A prolonged military escalation in the Middle East could shrink regional economies by 3.7 to 6.0 percent of GDP, translating into losses of $120-194 billion, according to a press release on the United Nations Development Programme website.
The assessment, titled “Military Escalation in the Middle East: Economic and Social Implications for the Arab States region,” warns that the economic damage could exceed the region’s total GDP growth recorded in 2025.
The report also projects a sharp labour market impact, with unemployment rising by up to 4 percentage points -- equivalent to 3.6 million jobs lost -- while up to 4 million people could be pushed into poverty.
“This crisis rings alarm bells for countries of the region to fundamentally reevaluate their strategic choices,” said Abdallah Al Dardari, UN Assistant Secretary-General and Director of the Regional Bureau for Arab States at UNDP. He stressed the need for stronger regional cooperation and economic diversification beyond hydrocarbon dependence.
Using computable general equilibrium modelling, the study examined multiple conflict scenarios, factoring in disruptions such as surging trade costs, productivity losses, and damage to capital.
The findings show uneven impacts across sub-regions. The Gulf Cooperation Council and the Levant are expected to face the largest GDP losses -- ranging from about 5.2 to 8.5 percent -- driven by trade disruptions and energy market volatility.
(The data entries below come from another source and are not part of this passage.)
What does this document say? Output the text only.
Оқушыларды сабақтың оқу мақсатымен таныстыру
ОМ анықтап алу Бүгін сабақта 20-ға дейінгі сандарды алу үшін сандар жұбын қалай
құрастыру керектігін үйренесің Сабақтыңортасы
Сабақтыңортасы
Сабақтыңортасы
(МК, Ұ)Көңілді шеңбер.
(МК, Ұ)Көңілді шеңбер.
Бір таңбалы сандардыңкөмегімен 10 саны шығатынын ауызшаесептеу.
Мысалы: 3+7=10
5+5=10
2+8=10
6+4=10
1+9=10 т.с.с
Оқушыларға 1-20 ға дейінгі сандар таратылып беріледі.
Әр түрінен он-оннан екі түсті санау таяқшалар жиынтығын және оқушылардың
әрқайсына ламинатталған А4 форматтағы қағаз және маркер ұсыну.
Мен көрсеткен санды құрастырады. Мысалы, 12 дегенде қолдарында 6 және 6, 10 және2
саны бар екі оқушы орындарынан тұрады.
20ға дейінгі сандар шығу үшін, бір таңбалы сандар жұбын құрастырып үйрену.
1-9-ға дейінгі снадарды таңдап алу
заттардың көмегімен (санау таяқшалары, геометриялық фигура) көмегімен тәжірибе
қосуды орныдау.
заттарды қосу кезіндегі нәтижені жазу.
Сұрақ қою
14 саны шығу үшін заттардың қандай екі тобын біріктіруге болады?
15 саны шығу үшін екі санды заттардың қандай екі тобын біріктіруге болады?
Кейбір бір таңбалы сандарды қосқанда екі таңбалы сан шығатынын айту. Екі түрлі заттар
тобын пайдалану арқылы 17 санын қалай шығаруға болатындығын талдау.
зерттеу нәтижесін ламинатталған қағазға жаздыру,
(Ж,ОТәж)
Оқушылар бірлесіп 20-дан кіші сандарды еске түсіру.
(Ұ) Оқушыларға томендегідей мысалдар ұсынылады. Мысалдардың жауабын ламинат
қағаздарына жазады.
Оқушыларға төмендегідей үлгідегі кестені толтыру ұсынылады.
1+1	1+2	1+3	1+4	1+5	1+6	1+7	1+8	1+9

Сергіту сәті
Poverty increases are projected to be most severe in the Levant and least developed Arab countries.
In the Levant alone, poverty could rise by 5 percent, pushing up to 3.3 million more people into hardship -- accounting for over three-quarters of the region’s total increase.
Overall, the report warns that human development across the region could decline by 0.2 to 0.4 percent, setting back progress by up to a year.